Je suis rentré dans le Lot. Annie m’attendait.
Je parlerai un jour des femmes. Mais il faut pour cela attendre qu’il y ait en moi encore plus de rien, qu’il y ait vraiment de la place. Un jour, je réussirai à faire en moi un vide immense, et je pourrai alors leur donner toute la place. Mais les livres ont un commencement et une fin, et je ne veux pas parler des femmes dans ce qui a un commencement et une fin, je ne pourrais pas leur rendre justice.
Quand je fus à Caniac-du-Causse, je touchai la terre de ma main pour être plus sûr.
Il y a aussi le pain, mais il faudrait le faire soi-même, pour être sûr.
Le feu dans la cheminée brûlait pour m’accueillir en frère.
Il y avait le grand-duc tout blanc dans le grenier qui était toujours bien reçu et qui revenait chaque nuit pour l’enfant qui était à l’intérieur.
Les nuits prenaient des apparences tranquilles, car elles avaient dû recevoir un mot du docteur Christianssen.
Je marchais sur les noix tombées par terre, car c’était la saison et le grand noyer à l’entrée obéissait aux lois du genre, sans se soucier d’autre chose.
Je dormais bien et lorsqu’une fois les gendarmes sont passés et m’ont demandé mes papiers, je n’ai pas eu peur, parce que ce n’est pas la police qui trouvera le coupable.
Lorsque le soleil se levait, je ne craignais pas de sortir et regardais sans peur le quotidien familier, car j’avais été bien soigné. J’éprouvais encore parfois de brèves terreurs, mais je croyais maintenant qu’elles étaient sans raison. Je n’étais plus en proie à la lucidité et je vivais de bon cœur.
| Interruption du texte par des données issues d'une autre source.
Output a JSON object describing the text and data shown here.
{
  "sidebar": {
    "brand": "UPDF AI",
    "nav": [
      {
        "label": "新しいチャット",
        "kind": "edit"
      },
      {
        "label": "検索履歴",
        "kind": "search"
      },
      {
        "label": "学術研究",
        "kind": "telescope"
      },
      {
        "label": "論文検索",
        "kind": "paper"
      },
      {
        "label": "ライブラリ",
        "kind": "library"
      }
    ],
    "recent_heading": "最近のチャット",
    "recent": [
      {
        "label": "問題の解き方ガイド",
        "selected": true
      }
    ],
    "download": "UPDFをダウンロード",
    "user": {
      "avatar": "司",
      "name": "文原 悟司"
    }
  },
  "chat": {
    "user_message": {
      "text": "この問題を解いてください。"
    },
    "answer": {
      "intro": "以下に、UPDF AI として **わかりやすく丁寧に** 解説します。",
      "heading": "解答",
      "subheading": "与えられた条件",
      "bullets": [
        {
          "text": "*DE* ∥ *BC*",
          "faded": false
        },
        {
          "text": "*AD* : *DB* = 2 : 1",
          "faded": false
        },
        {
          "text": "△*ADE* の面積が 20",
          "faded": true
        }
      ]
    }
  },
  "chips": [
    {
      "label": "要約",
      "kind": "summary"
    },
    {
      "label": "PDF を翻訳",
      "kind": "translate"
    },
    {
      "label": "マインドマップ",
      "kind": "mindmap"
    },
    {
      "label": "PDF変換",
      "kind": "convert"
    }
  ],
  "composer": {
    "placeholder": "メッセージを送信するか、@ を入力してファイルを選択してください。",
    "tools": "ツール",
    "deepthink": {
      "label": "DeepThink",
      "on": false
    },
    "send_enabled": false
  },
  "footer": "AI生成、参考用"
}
Annie avait pris la place d’Alyette qui m’avait quitté, car elle était inguérissable.
J’avais oublié Ajar. Je savais que je n’en aurais plus besoin, que je n’écrirais plus jamais un autre livre, parce que je ne souffrais plus d’être moi-même.
Personne ne venait chez moi. Je ne recevais plus de coups de téléphone. Le monde n’avait plus mal nulle part. J’étais guéri, bien guéri.
Je me trouvais devant ma maison, une pioche sur l’épaule, lorsque j’ai vu arriver une R6 grise, avec une nature au volant. Je connaissais la nature en question. C’était Bouzerand, un ami d’Annie, qui l’avait connue autrefois à Cahors. J’ai failli l’embrasser, tellement j’étais guéri.
Il avait grise mine. Ou peut-être était-ce le gris de la R6 qui débordait.
Il me dit qu’il n’était pas venu en ami mais en journaliste. Il travaillait pour Le Point et était venu de Paris avec un photographe pour m’épingler.
— C’est toi Ajar.
J’étais tellement guéri que je n’ai fait ni une ni deux. Je ne l’ai même pas étranglé. Je ne mens pas, je peux prouver que je ne l’ai pas tué ni le photographe, car ils sont tous les deux vivants, et s’ils disent le contraire, je demanderai l’autopsie, parce que s’ils se prétendent morts, c’est qu’ils sont encore plus vivants qu’ils ne l’imaginent.
Je les ai fait entrer et je suis allé chercher ma carabine. Mais j’avais toute ma raison et je savais que cela ferait seulement encore une cause célèbre, et rien d’autre. Je ne voulais pas collaborer avec les causes célèbres, parce que c’est toujours la même cause célèbre depuis cent mille ans et il y en avait marre de la célébrité.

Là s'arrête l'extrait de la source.